PI3K/AKT/mTOR pathway:
BAFFR recruits PI3K through TRAF2/6, catalyzing the conversion of PIP2 to PIP3 and activating AKT. Downstream, phosphorylation of mTOR regulates metabolic reprogramming, enhancing mitochondrial function and inhibiting apoptotic proteins (such as BAD and FOXO)1810. Function: Supports B cell proliferation and energy metabolism, directly driving abnormal B lymphocyte expansion in rheumatoid arthritis (RA) models.
MAPK pathway:
BAFFR activates ERK1/2, JNK, and p38 mitogen-activated protein kinase (MAPK) through TRAFs. ERK1/2 promotes cell cycle progression (e.g., Cyclin D1 expression); JNK/p38 regulates inflammatory responses and cell migration. Function: Involved in B cell differentiation, release of inflammatory cytokines (e.g., IL-6, IL-1β), and tissue infiltration. Pathway interactions: These three pathways work synergistically to form a "proliferation-anti-apoptosis-inflammation" network, which is particularly aberrantly activated in autoimmune diseases (e.g., SLE, RA) and B cell lymphomas.
(Data source: Cristian R Smulski 1, Hermann Eibel. Front Immunol. 2018)
BAFFR and disease
Autoimmune diseases: Overactivation of BAFFR leads to the expansion of autoreactive B cells and the production of autoantibodies, ultimately leading to the development of diseases such as systemic lupus erythematosus (SLE), rheumatoid arthritis (RA), and Sjögren's syndrome (SS);
Immunodeficiency diseases: Gene mutations (such as P21R) cause B cell developmental arrest, which is seen in common variable immunodeficiency (CVID) and selective IgA deficiency;
B-cell malignancies: Sustained activation of the NF-κB/PI3K pathway promotes tumor survival, as exemplified in diffuse large B-cell lymphoma (DLBCL) and chronic lymphocytic leukemia .
(Data source: Samy E, Wax S, Huard, et al. Int Rev Immunol. 2017)
BAFFR-targeted therapy
Ianalumab ( NOV-5 / VAY-736 ), a fully humanized monoclonal antibody targeting BAFFR , developed by Novartis , is a BAFFR -blocking antibody that specifically binds to BAFF-R on the surface of B cells , blocking the interaction between endogenous BAFF ( B- cell activating factor) and the receptor. It is used to treat conditions such as Sjögren's syndrome, systemic lupus erythematosus, immune thrombocytopenia, and febrile autoimmune hemolytic anemia. On February 15, 2018 , Ianalumab first began Phase III clinical trials in the United States for the treatment of autoimmune hepatitis.
(Data source: Bowman SJ, et al. Lancet. 2022)

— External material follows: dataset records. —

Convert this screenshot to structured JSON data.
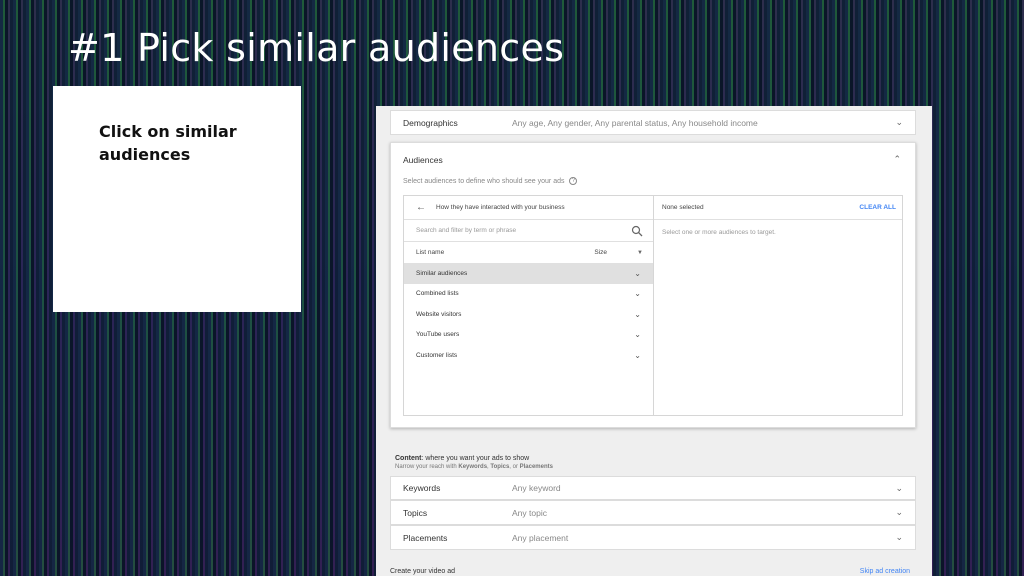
{
  "slide": {
    "title": "#1 Pick similar audiences",
    "note": "Click on similar audiences"
  },
  "demographics": {
    "label": "Demographics",
    "value": "Any age, Any gender, Any parental status, Any household income"
  },
  "audiences": {
    "title": "Audiences",
    "subtitle": "Select audiences to define who should see your ads",
    "help_icon": "?",
    "browse_header": "How they have interacted with your business",
    "search_placeholder": "Search and filter by term or phrase",
    "col_name": "List name",
    "col_size": "Size",
    "items": [
      {
        "label": "Similar audiences",
        "active": true
      },
      {
        "label": "Combined lists",
        "active": false
      },
      {
        "label": "Website visitors",
        "active": false
      },
      {
        "label": "YouTube users",
        "active": false
      },
      {
        "label": "Customer lists",
        "active": false
      }
    ],
    "selected_header": "None selected",
    "clear_all": "CLEAR ALL",
    "selected_hint": "Select one or more audiences to target."
  },
  "content": {
    "heading_bold": "Content",
    "heading_rest": ": where you want your ads to show",
    "sub_prefix": "Narrow your reach with ",
    "sub_kw": "Keywords",
    "sub_sep1": ", ",
    "sub_topics": "Topics",
    "sub_sep2": ", or ",
    "sub_placements": "Placements",
    "rows": [
      {
        "label": "Keywords",
        "value": "Any keyword"
      },
      {
        "label": "Topics",
        "value": "Any topic"
      },
      {
        "label": "Placements",
        "value": "Any placement"
      }
    ]
  },
  "footer": {
    "create_label": "Create your video ad",
    "skip_label": "Skip ad creation"
  },
  "icons": {
    "chevron_down": "⌄",
    "chevron_up": "⌃",
    "back_arrow": "←",
    "caret_down": "▼"
  }
}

Telitacicept is a recombinant human B lymphocyte stimulator receptor-antibody fusion protein developed by RemeGen Co., Ltd. that targets APRIL and BAFF. BAFF and APRIL are core regulatory factors for B cell maturation and differentiation. Overexpression can lead to abnormal B cell activation and autoantibody production. Tacicept can efficiently bind to both, blocking their binding to receptors (TACI/BCMA/BAFF-R), thereby inhibiting B cell proliferation, plasma cell differentiation, and the production of pathogenic autoantibodies (such as Gd-IgA1). It is used to treat myasthenia gravis, rheumatoid arthritis, systemic lupus erythematosus and other diseases. On March 9, 2021, it was first approved for marketing in China for the treatment of diseases such as the immune system.

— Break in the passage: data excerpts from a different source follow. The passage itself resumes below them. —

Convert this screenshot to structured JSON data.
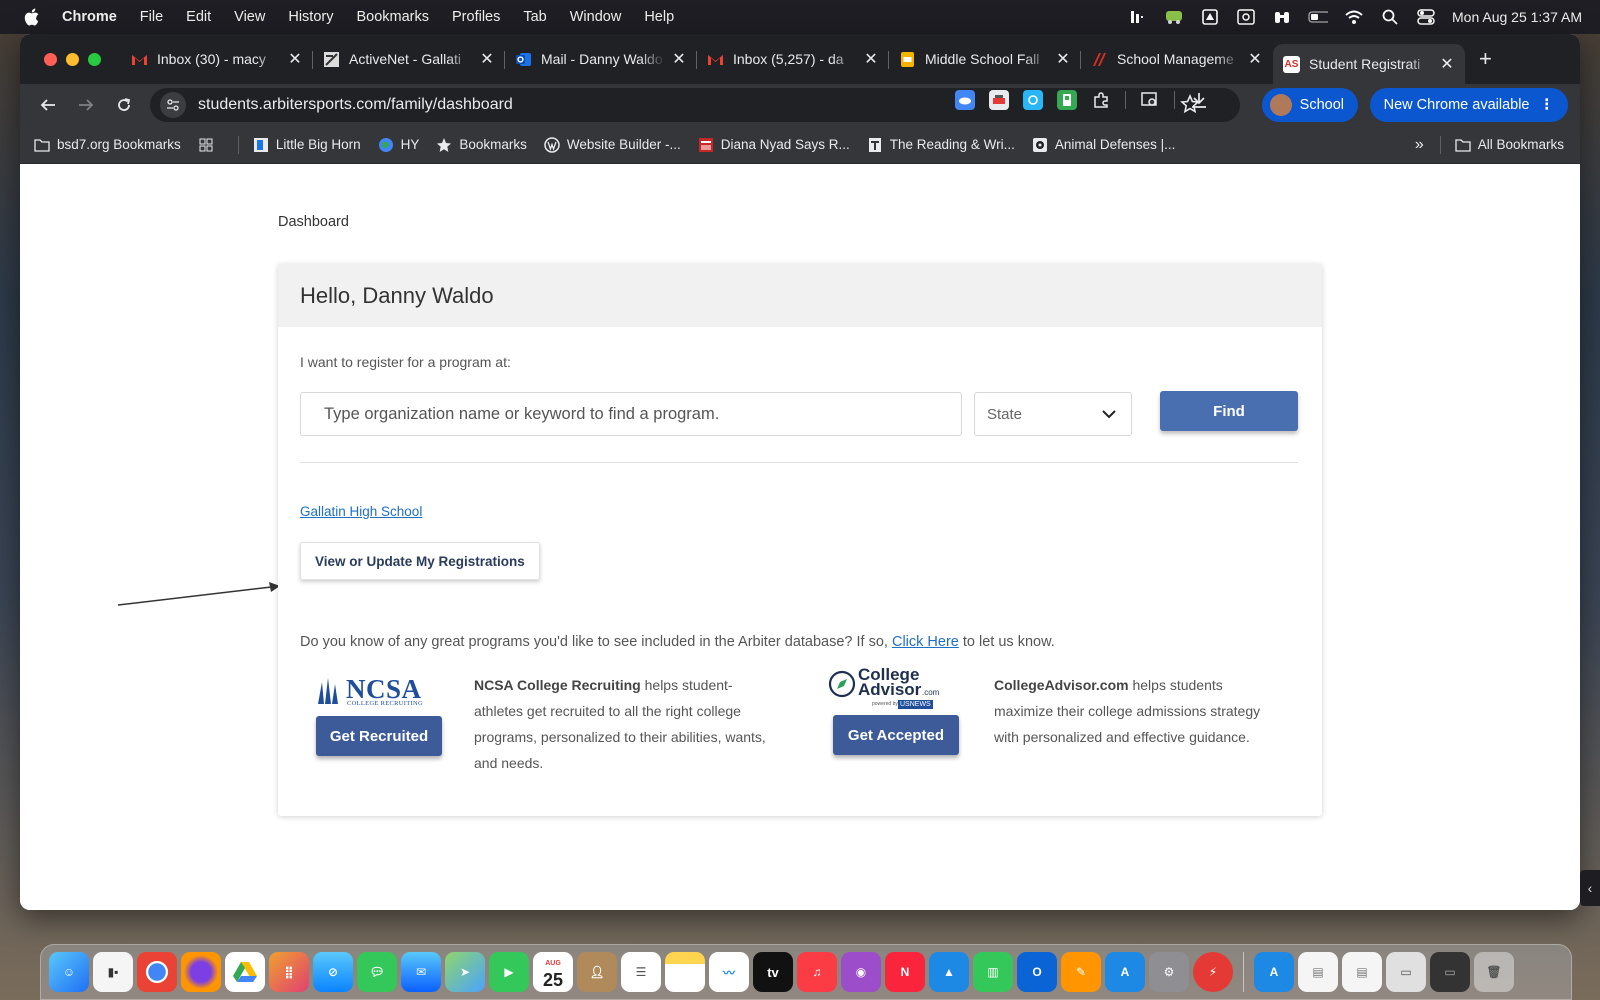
{
  "menubar": {
    "app": "Chrome",
    "items": [
      "File",
      "Edit",
      "View",
      "History",
      "Bookmarks",
      "Profiles",
      "Tab",
      "Window",
      "Help"
    ],
    "clock": "Mon Aug 25  1:37 AM"
  },
  "tabs": [
    {
      "label": "Inbox (30) - macy",
      "favicon": "gmail-icon",
      "color": "#ea4335"
    },
    {
      "label": "ActiveNet - Gallati",
      "favicon": "activenet-icon",
      "color": "#cfcfcf"
    },
    {
      "label": "Mail - Danny Waldo",
      "favicon": "outlook-icon",
      "color": "#1a73e8"
    },
    {
      "label": "Inbox (5,257) - da",
      "favicon": "gmail-icon",
      "color": "#ea4335"
    },
    {
      "label": "Middle School Fall",
      "favicon": "slides-icon",
      "color": "#f4b400"
    },
    {
      "label": "School Manageme",
      "favicon": "arbiter-icon",
      "color": "#d93025"
    },
    {
      "label": "Student Registrati",
      "favicon": "arbiter-as-icon",
      "color": "#ffffff",
      "active": true,
      "fav_text": "AS"
    }
  ],
  "toolbar": {
    "url": "students.arbitersports.com/family/dashboard",
    "profile_label": "School",
    "update_label": "New Chrome available"
  },
  "bookmarks": {
    "items": [
      {
        "label": "bsd7.org Bookmarks",
        "icon": "folder-managed-icon"
      },
      {
        "label": "Little Big Horn",
        "icon": "bookmark-site-icon"
      },
      {
        "label": "HY",
        "icon": "globe-icon"
      },
      {
        "label": "Bookmarks",
        "icon": "star-icon"
      },
      {
        "label": "Website Builder -...",
        "icon": "wordpress-icon"
      },
      {
        "label": "Diana Nyad Says R...",
        "icon": "news-icon"
      },
      {
        "label": "The Reading & Wri...",
        "icon": "page-icon"
      },
      {
        "label": "Animal Defenses |...",
        "icon": "site-icon"
      }
    ],
    "overflow": "»",
    "all_label": "All Bookmarks"
  },
  "page": {
    "breadcrumb": "Dashboard",
    "greeting": "Hello, Danny Waldo",
    "intro": "I want to register for a program at:",
    "search_placeholder": "Type organization name or keyword to find a program.",
    "state_label": "State",
    "find_label": "Find",
    "school_link": "Gallatin High School",
    "view_button": "View or Update My Registrations",
    "know_prefix": "Do you know of any great programs you'd like to see included in the Arbiter database? If so, ",
    "know_link": "Click Here",
    "know_suffix": " to let us know.",
    "ncsa": {
      "logo_text": "NCSA",
      "logo_sub": "COLLEGE RECRUITING",
      "button": "Get Recruited",
      "bold": "NCSA College Recruiting",
      "text": " helps student-athletes get recruited to all the right college programs, personalized to their abilities, wants, and needs."
    },
    "college_advisor": {
      "logo_line1": "College",
      "logo_line2": "Advisor",
      "logo_com": ".com",
      "logo_powered": "powered by",
      "logo_usnews": "USNEWS",
      "button": "Get Accepted",
      "bold": "CollegeAdvisor.com",
      "text": " helps students maximize their college admissions strategy with personalized and effective guidance."
    }
  },
  "dock": {
    "calendar_month": "AUG",
    "calendar_day": "25",
    "tv_label": "tv"
  }
}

Anti-BAFFR CAR-T, a BAFFR-targeted CAR-T therapy (Patent No. CN119241730A ) developed by Tianjin Medical University General Hospital couples an anti- BAFFR nanobody with a second-generation signaling domain ( CD3ζ/4-1BB ). Its mechanism of action is to secrete IL-10 in BAFFR CAR-T cells , enhancing anti-tumor activity and reducing T cell exhaustion, thereby inducing T cell-specific B cell cytotoxicity. It is intended for the treatment of myasthenia gravis and aquaporin 4 antibody-positive neuromyelitis optica . The first Phase 2 clinical trial was conducted on October 1, 2024.